During our research on Ashland we discovered this company was involved in yet another major
merger with the big food product maker Cargill in Minnesota which seemed odd to us. In the merger announcement the two big
corporations stated: “With a 50-50 ownership structure, Cargill and Ashland will bring to the new venture their unique
technology, innovation and expertise in bio-processing, along with chemical formulation, supply chain management and market
analysis.”
The next statement is more revealing. “We believe the chemical market has reached a
tipping point where bio-based and petroleum-based options are both desired by the market and practical to produce.

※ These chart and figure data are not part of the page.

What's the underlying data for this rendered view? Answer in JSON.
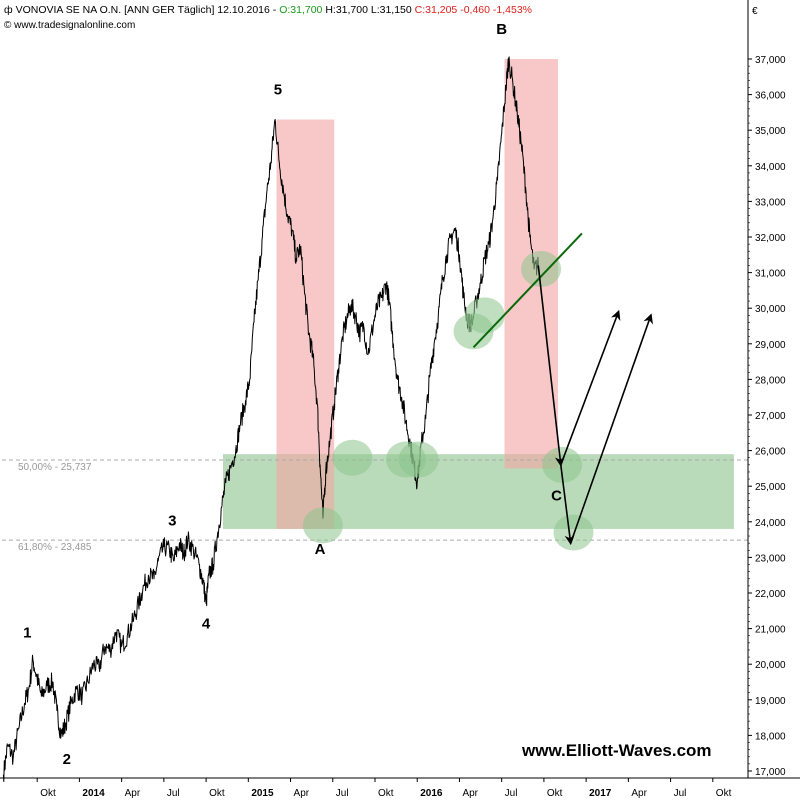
{
  "header": {
    "name": "VONOVIA SE NA O.N. [ANN GER",
    "period": "Täglich]",
    "date": "12.10.2016",
    "open": "O:31,700",
    "high": "H:31,700",
    "low": "L:31,150",
    "close": "C:31,205",
    "change": "-0,460",
    "change_pct": "-1,453%"
  },
  "source": "© www.tradesignalonline.com",
  "watermark": "www.Elliott-Waves.com",
  "colors": {
    "up": "#1a9a1a",
    "down": "#e0201a",
    "red_zone": "#f4a3a3",
    "green_zone": "#9ccc9c",
    "trendline": "#0a6a0a"
  },
  "chart_data": {
    "type": "line",
    "currency_label": "€",
    "y_ticks": [
      "17,000",
      "18,000",
      "19,000",
      "20,000",
      "21,000",
      "22,000",
      "23,000",
      "24,000",
      "25,000",
      "26,000",
      "27,000",
      "28,000",
      "29,000",
      "30,000",
      "31,000",
      "32,000",
      "33,000",
      "34,000",
      "35,000",
      "36,000",
      "37,000"
    ],
    "ylim": [
      16.8,
      38.5
    ],
    "x_ticks": [
      {
        "label": "Okt",
        "t": 1
      },
      {
        "label": "2014",
        "t": 4
      },
      {
        "label": "Apr",
        "t": 7
      },
      {
        "label": "Jul",
        "t": 10
      },
      {
        "label": "Okt",
        "t": 13
      },
      {
        "label": "2015",
        "t": 16
      },
      {
        "label": "Apr",
        "t": 19
      },
      {
        "label": "Jul",
        "t": 22
      },
      {
        "label": "Okt",
        "t": 25
      },
      {
        "label": "2016",
        "t": 28
      },
      {
        "label": "Apr",
        "t": 31
      },
      {
        "label": "Jul",
        "t": 34
      },
      {
        "label": "Okt",
        "t": 37
      },
      {
        "label": "2017",
        "t": 40
      },
      {
        "label": "Apr",
        "t": 43
      },
      {
        "label": "Jul",
        "t": 46
      },
      {
        "label": "Okt",
        "t": 49
      }
    ],
    "series": [
      {
        "values": [
          [
            -1.4,
            16.9
          ],
          [
            -1.1,
            17.7
          ],
          [
            -0.7,
            17.4
          ],
          [
            -0.3,
            18.2
          ],
          [
            0.1,
            18.9
          ],
          [
            0.4,
            19.3
          ],
          [
            0.7,
            20.1
          ],
          [
            1.0,
            19.6
          ],
          [
            1.3,
            19.1
          ],
          [
            1.7,
            19.4
          ],
          [
            2.1,
            19.5
          ],
          [
            2.4,
            18.7
          ],
          [
            2.7,
            18.0
          ],
          [
            3.0,
            18.3
          ],
          [
            3.4,
            18.9
          ],
          [
            3.8,
            19.3
          ],
          [
            4.2,
            19.1
          ],
          [
            4.6,
            19.5
          ],
          [
            5.0,
            20.0
          ],
          [
            5.4,
            19.9
          ],
          [
            5.8,
            20.5
          ],
          [
            6.2,
            20.4
          ],
          [
            6.6,
            20.9
          ],
          [
            7.0,
            20.5
          ],
          [
            7.4,
            20.8
          ],
          [
            7.8,
            21.2
          ],
          [
            8.2,
            21.7
          ],
          [
            8.5,
            22.1
          ],
          [
            8.9,
            22.5
          ],
          [
            9.3,
            22.4
          ],
          [
            9.6,
            22.9
          ],
          [
            10.0,
            23.3
          ],
          [
            10.4,
            23.2
          ],
          [
            10.7,
            22.9
          ],
          [
            11.1,
            23.4
          ],
          [
            11.4,
            23.1
          ],
          [
            11.7,
            23.5
          ],
          [
            12.1,
            23.2
          ],
          [
            12.5,
            22.8
          ],
          [
            12.8,
            22.3
          ],
          [
            13.0,
            21.7
          ],
          [
            13.2,
            22.5
          ],
          [
            13.5,
            22.8
          ],
          [
            13.8,
            23.6
          ],
          [
            14.1,
            24.4
          ],
          [
            14.4,
            25.1
          ],
          [
            14.8,
            25.6
          ],
          [
            15.1,
            26.0
          ],
          [
            15.4,
            26.7
          ],
          [
            15.8,
            27.4
          ],
          [
            16.1,
            28.0
          ],
          [
            16.4,
            29.6
          ],
          [
            16.7,
            30.8
          ],
          [
            17.0,
            32.0
          ],
          [
            17.3,
            33.2
          ],
          [
            17.6,
            34.1
          ],
          [
            17.9,
            35.3
          ],
          [
            18.2,
            34.1
          ],
          [
            18.5,
            33.3
          ],
          [
            18.8,
            32.6
          ],
          [
            19.1,
            32.2
          ],
          [
            19.4,
            31.4
          ],
          [
            19.7,
            31.7
          ],
          [
            20.0,
            30.4
          ],
          [
            20.3,
            29.3
          ],
          [
            20.6,
            28.6
          ],
          [
            20.9,
            27.3
          ],
          [
            21.1,
            25.6
          ],
          [
            21.3,
            24.1
          ],
          [
            21.5,
            25.4
          ],
          [
            21.8,
            26.3
          ],
          [
            22.1,
            27.3
          ],
          [
            22.4,
            28.3
          ],
          [
            22.7,
            29.2
          ],
          [
            23.0,
            29.7
          ],
          [
            23.3,
            30.1
          ],
          [
            23.6,
            29.8
          ],
          [
            23.9,
            29.3
          ],
          [
            24.2,
            29.5
          ],
          [
            24.5,
            28.7
          ],
          [
            24.9,
            29.6
          ],
          [
            25.2,
            30.1
          ],
          [
            25.5,
            30.3
          ],
          [
            25.8,
            30.7
          ],
          [
            26.0,
            30.2
          ],
          [
            26.3,
            29.0
          ],
          [
            26.6,
            28.0
          ],
          [
            26.9,
            27.5
          ],
          [
            27.2,
            26.8
          ],
          [
            27.5,
            26.2
          ],
          [
            27.8,
            25.5
          ],
          [
            28.0,
            25.1
          ],
          [
            28.3,
            26.2
          ],
          [
            28.6,
            26.9
          ],
          [
            28.9,
            28.1
          ],
          [
            29.2,
            29.0
          ],
          [
            29.5,
            29.8
          ],
          [
            29.8,
            30.8
          ],
          [
            30.1,
            31.5
          ],
          [
            30.4,
            32.0
          ],
          [
            30.7,
            32.2
          ],
          [
            31.0,
            31.5
          ],
          [
            31.3,
            30.3
          ],
          [
            31.6,
            29.6
          ],
          [
            31.9,
            29.6
          ],
          [
            32.2,
            30.2
          ],
          [
            32.5,
            30.7
          ],
          [
            32.8,
            31.4
          ],
          [
            33.1,
            31.8
          ],
          [
            33.4,
            32.6
          ],
          [
            33.7,
            33.6
          ],
          [
            34.0,
            34.9
          ],
          [
            34.3,
            36.2
          ],
          [
            34.5,
            37.0
          ],
          [
            34.8,
            36.3
          ],
          [
            35.1,
            35.5
          ],
          [
            35.4,
            34.6
          ],
          [
            35.7,
            33.4
          ],
          [
            36.0,
            32.0
          ],
          [
            36.3,
            31.1
          ],
          [
            36.6,
            31.2
          ]
        ]
      }
    ],
    "annotations": {
      "wave_labels": [
        {
          "label": "1",
          "t": 0.3,
          "v": 20.75
        },
        {
          "label": "2",
          "t": 3.1,
          "v": 17.2
        },
        {
          "label": "3",
          "t": 10.6,
          "v": 23.9
        },
        {
          "label": "4",
          "t": 13.0,
          "v": 21.0
        },
        {
          "label": "5",
          "t": 18.1,
          "v": 36.0
        },
        {
          "label": "A",
          "t": 21.1,
          "v": 23.1
        },
        {
          "label": "B",
          "t": 34.0,
          "v": 37.7
        },
        {
          "label": "C",
          "t": 37.9,
          "v": 24.6
        }
      ],
      "fib_lines": [
        {
          "label": "50,00% - 25,737",
          "v": 25.737
        },
        {
          "label": "61,80% - 23,485",
          "v": 23.485
        }
      ],
      "red_zones": [
        {
          "t0": 18.0,
          "t1": 22.1,
          "v0": 23.8,
          "v1": 35.3
        },
        {
          "t0": 34.2,
          "t1": 38.0,
          "v0": 25.5,
          "v1": 37.0
        }
      ],
      "green_zone": {
        "t0": 14.2,
        "t1": 50.5,
        "v0": 23.8,
        "v1": 25.9
      },
      "circles": [
        {
          "t": 21.3,
          "v": 23.9
        },
        {
          "t": 23.4,
          "v": 25.8
        },
        {
          "t": 27.2,
          "v": 25.75
        },
        {
          "t": 28.1,
          "v": 25.75
        },
        {
          "t": 32.0,
          "v": 29.35
        },
        {
          "t": 32.8,
          "v": 29.8
        },
        {
          "t": 36.8,
          "v": 31.1
        },
        {
          "t": 38.3,
          "v": 25.6
        },
        {
          "t": 39.1,
          "v": 23.7
        }
      ],
      "trendline": {
        "t0": 32.0,
        "v0": 28.9,
        "t1": 39.7,
        "v1": 32.1
      },
      "arrows": [
        {
          "t0": 36.6,
          "v0": 31.2,
          "t1": 38.2,
          "v1": 25.6
        },
        {
          "t0": 38.2,
          "v0": 25.6,
          "t1": 42.3,
          "v1": 29.9
        },
        {
          "t0": 38.2,
          "v0": 25.6,
          "t1": 38.9,
          "v1": 23.4
        },
        {
          "t0": 38.9,
          "v0": 23.4,
          "t1": 44.6,
          "v1": 29.8
        }
      ]
    }
  }
}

It appears that these companies have merged to mass produce bio-fuels out of corn and other
agricultural products. This has an ominous feel to it since changing world weather patterns and a growing world population
is creating a world-wide food shortage. Also the creation of synthetic gasoline from grain for running our automobiles instead
of seeking alternative green fuel methods of transportation will do nothing to solve the problem of the carbon dioxide in
the air we breathe.
Thus
we circle back to the complex intertwining of major world corporations, all of them actively in the business of making their
boards of directors and their stockholders very rich at the expense of the rest of us.
It appears
as if big business has no interest in changing the status quo for the best interest of the people of this planet. And it is
obvious that continuing on the course we are on will, indeed, lead to extreme environmental disasters that will result in
the mass deaths of many people.
Most
building codes in the United States call for concrete vaults to be built around all of the wooden coffins placed in community
cemeteries. The concrete serves to keep the burial site from caving in as the wooden coffin rots away. It also keeps toxic
chemicals like the formaldehyde used in preserving the bodies for showing during traditional funeral services from escaping
into the environment.
The production
of strong plastic vaults can be a fine replacement of the concrete vaults. They are quick to manufacture, lightweight, easy
to use and the plastic will last virtually forever.
Also
government agencies are prohibiting the cremation of bodies of people killed in nuclear or biological disasters so that the
toxins do not escape with smoke into the atmosphere.
With
all of this in mind, the manufacture of thousands of plastic vaults is a good business venture. Someone is already in a position
to get very wealthy once everything hits the fan.